Senior Pensions Consultant
Out-Law News | 03 Feb 2014 | 5:19 pm | 4 min. read
The briefing note sets out HMRC's position in relation to a recent decision by the EU's highest court on the VAT treatment of investment management costs. In July, the Court of Justice of the European Union (CJEU) ruled that an employer was entitled to recover VAT it paid on investment management costs, providing that it did not pass these costs on to the pension fund. Historically, HMRC allowed employers to recover VAT on costs relating to administration, while treating VAT on investment management fees as recoverable only by the pension fund itself.
Financial services VAT expert Darren Mellor-Clark of Pinsent Masons, the law firm behind Out-Law.com said that HMRC appeared to have "posed as many questions as it could have taken the opportunity to answer" in its briefing note. The department appeared to have "taken a very narrow view" of the judgment and ruled that "investment management services are concerned solely with the investment transactions undertaken by the pension scheme", he said.
"The casual observer might be forgiven for thinking that HMRC had chosen to ignore the judgment almost completely," he said. "Aside from the abolition of the 70/30 split it is difficult to see that the brief has changed anything. HMRC still, it would appear, holds that investment management costs belong to the scheme itself. Although not explicitly stated, it would appear that administration costs, in HMRC's view, still belong to the employer. Finally, input tax in relation to mixed supplies of investment management and administration may be recovered by the employer - without using the 70/30 split."
"HMRC's view is that specific investment management costs will have a direct and immediate link to supplies concerning the scheme's investments themselves, as opposed to the employer's business, and will thus not be recoverable by the employer – but where services received 'go further' than management of the investments, then they may form part of the employer's general costs and thus be recoverable. HMRC acknowledges that this may facilitate recovery of input tax where previously it was irrecoverable, but there is no indication of what such circumstances may be," he said.
In its decision last year, the CJEU ruled that Dutch industrial group PPG Holdings BV could recover VAT it paid on investment management costs connected with a defined benefit (DB) pension scheme it operated for its employees. The company bought in services relating to both the administration of the pension scheme and the management of the scheme's assets from a third party, and neither of these costs was passed on to the pension fund. It argued, ultimately successfully, that it should be entitled to recover VAT on these costs because there was, in the words of EU VAT requirements, a 'direct and immediate link' between these costs and its general business.

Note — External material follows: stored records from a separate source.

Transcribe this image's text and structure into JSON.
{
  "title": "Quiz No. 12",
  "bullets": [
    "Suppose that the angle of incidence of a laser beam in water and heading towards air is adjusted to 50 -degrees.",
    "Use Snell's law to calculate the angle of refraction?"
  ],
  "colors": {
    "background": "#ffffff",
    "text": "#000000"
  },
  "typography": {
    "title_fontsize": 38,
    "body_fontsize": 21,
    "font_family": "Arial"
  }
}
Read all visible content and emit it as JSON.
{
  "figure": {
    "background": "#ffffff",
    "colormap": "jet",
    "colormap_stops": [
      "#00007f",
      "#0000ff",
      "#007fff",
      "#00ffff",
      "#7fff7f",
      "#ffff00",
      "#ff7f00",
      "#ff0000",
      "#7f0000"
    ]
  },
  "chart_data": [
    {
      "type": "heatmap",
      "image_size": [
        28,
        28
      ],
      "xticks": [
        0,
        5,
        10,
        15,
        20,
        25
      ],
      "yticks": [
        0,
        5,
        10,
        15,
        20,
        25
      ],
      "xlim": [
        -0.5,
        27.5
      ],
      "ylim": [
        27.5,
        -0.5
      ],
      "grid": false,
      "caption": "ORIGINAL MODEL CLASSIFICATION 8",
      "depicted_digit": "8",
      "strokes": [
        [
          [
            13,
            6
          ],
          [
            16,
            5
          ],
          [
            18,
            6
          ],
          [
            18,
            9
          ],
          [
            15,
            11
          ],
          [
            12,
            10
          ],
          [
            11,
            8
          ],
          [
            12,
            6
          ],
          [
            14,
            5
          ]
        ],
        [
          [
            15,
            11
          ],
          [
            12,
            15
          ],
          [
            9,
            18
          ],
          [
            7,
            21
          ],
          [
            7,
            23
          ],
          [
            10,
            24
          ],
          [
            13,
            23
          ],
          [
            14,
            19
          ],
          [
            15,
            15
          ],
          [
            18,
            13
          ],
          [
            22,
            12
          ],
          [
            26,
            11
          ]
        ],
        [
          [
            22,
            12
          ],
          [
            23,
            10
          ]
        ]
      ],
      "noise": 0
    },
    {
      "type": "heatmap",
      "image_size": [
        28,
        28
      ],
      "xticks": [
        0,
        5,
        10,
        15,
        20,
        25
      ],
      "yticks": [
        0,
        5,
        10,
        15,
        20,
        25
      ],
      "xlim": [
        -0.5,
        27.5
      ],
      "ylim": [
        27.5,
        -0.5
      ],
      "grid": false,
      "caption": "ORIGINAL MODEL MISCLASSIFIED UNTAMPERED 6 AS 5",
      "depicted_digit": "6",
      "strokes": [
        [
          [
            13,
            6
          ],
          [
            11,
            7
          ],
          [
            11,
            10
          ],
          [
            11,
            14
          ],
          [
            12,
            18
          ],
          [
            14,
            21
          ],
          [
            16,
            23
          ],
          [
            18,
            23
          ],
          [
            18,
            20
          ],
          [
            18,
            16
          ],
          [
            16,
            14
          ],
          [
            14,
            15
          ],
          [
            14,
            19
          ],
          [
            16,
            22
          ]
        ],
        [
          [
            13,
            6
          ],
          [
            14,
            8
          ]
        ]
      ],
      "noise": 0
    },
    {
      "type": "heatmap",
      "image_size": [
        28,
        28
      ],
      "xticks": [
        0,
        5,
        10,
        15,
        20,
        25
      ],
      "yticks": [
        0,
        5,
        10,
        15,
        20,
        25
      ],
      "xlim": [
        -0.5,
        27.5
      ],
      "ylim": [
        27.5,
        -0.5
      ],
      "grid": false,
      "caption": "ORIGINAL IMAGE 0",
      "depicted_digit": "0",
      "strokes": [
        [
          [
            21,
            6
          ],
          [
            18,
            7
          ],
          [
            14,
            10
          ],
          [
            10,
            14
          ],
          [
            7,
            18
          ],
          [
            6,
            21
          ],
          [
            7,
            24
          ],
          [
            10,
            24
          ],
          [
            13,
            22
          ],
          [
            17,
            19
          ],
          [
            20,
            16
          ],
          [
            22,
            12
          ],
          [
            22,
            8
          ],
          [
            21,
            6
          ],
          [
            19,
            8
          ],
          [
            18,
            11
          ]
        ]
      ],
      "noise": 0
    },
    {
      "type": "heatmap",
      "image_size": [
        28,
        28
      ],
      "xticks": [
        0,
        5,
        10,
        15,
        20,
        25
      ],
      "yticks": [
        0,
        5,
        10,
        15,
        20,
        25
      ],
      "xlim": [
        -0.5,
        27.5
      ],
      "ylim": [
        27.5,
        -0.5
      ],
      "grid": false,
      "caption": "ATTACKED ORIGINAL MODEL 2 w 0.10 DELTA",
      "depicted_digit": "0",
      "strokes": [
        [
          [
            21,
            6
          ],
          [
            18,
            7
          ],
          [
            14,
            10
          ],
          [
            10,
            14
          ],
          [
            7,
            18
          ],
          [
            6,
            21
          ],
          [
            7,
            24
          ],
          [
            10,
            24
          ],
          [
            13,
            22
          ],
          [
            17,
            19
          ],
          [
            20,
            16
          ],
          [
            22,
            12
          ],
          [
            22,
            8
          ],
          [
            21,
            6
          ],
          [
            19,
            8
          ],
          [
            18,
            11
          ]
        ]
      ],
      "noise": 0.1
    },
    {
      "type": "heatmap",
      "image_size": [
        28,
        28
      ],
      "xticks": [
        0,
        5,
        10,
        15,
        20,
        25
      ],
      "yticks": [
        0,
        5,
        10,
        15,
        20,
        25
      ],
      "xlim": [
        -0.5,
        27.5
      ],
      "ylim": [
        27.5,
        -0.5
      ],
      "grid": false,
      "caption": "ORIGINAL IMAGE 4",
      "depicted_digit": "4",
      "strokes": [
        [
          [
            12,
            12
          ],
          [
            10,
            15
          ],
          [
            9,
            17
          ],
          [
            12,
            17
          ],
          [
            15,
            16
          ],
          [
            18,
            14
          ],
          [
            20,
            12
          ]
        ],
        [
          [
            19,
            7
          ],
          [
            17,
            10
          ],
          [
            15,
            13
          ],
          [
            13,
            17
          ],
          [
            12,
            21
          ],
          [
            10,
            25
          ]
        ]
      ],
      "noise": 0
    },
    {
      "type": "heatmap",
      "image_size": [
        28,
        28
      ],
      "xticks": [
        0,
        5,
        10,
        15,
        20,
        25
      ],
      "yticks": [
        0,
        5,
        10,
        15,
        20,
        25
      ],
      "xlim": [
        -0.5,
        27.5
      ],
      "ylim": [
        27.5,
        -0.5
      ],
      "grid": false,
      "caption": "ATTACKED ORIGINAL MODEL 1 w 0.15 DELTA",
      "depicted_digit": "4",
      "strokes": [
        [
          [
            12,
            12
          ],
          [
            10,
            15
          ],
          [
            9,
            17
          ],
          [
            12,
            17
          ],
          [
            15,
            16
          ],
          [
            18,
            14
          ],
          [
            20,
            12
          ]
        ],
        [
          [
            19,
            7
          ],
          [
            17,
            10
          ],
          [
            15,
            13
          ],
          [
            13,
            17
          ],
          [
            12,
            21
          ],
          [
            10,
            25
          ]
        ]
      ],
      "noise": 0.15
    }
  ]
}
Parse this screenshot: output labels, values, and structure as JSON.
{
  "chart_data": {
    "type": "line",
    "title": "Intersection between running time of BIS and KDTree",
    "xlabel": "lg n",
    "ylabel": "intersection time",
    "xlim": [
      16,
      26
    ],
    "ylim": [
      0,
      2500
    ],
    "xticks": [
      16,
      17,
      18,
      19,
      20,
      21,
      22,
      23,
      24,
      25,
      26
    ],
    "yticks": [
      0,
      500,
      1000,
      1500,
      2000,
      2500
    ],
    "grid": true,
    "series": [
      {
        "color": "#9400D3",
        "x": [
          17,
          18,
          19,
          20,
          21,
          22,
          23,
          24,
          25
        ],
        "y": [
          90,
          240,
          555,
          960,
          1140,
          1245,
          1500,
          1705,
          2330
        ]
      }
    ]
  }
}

In the UK, HMRC has traditionally distinguished between costs concerning set up and day to day administration of the scheme and management of the scheme's investments. Input tax on the former was recoverable by the employer, while income tax on the latter was recoverable by the scheme in recognition of the fact that the employer and the pension scheme were legally and financially distinct entities. Where costs for both of these were included on a single invoice, employers could traditionally recover 30% of the VAT charged as related to administration.
In its briefing note, HMRC states that this 70/30 split has been withdrawn with effect from 3 February 2014. There will be a six-month transition period allowing businesses affected by the change to make alternative arrangements, and the note also indicates that HMRC does not intend to take any retrospective action against businesses that used this breakdown before 3 February 2014.
"The brief is clear that with effect from this date, the policy is withdrawn," said financial services VAT expert Darren Mellor-Clark. "However, what is less clear is the position HMRC now expects businesses to follow. It may be implied from the rest of the brief that HMRC expects input tax in relation to investment management services only to be recoverable by the scheme, unless they are also accompanied by some administration. However, the position as regards who should recover input tax in relation to administration is not explicitly made clear."
"Businesses would be prudent to still consider, and perhaps take advice, as to whether they may make additional claims for input tax in relation to investment management costs using the decision in the PPG case. The tone of the brief appears to indicate that HMRC expects a number of such claims to follow. Additionally it would appear that they expect businesses to face difficulty in determining their entitlement. In particular the wording 'an estimated claim, or a declared intention to lodge a claim at a future date, will not stop the clock running on the four year cap' appears to anticipate confusion for businesses to the 'right' thing to do," he said.
HMRC's briefing does not indicate examples of when there will be a "direct and immediate link with taxable supplies of goods or services made by the employer", entitling that employer to a refund on VAT paid. However, it states that where the supplies were not made to the employer, or where the supply is limited to investment management services only, employers will not be entitled to claim. Additionally, where the employer receives the supply but the pension fund bears the cost of the services, HMRC will require an equivalent amount of output VAT in respect of the amounts reimbursed to be accounted for.
"In considering potential claims the brief indicates that businesses meeting the (none too clear) criteria set out are 'entitled but not obliged' to claim a VAT refund," said Mellor-Clark. "This may offer some comfort for those partially exempt businesses for whom the pension scheme enjoys a higher input tax recover rate than the employer."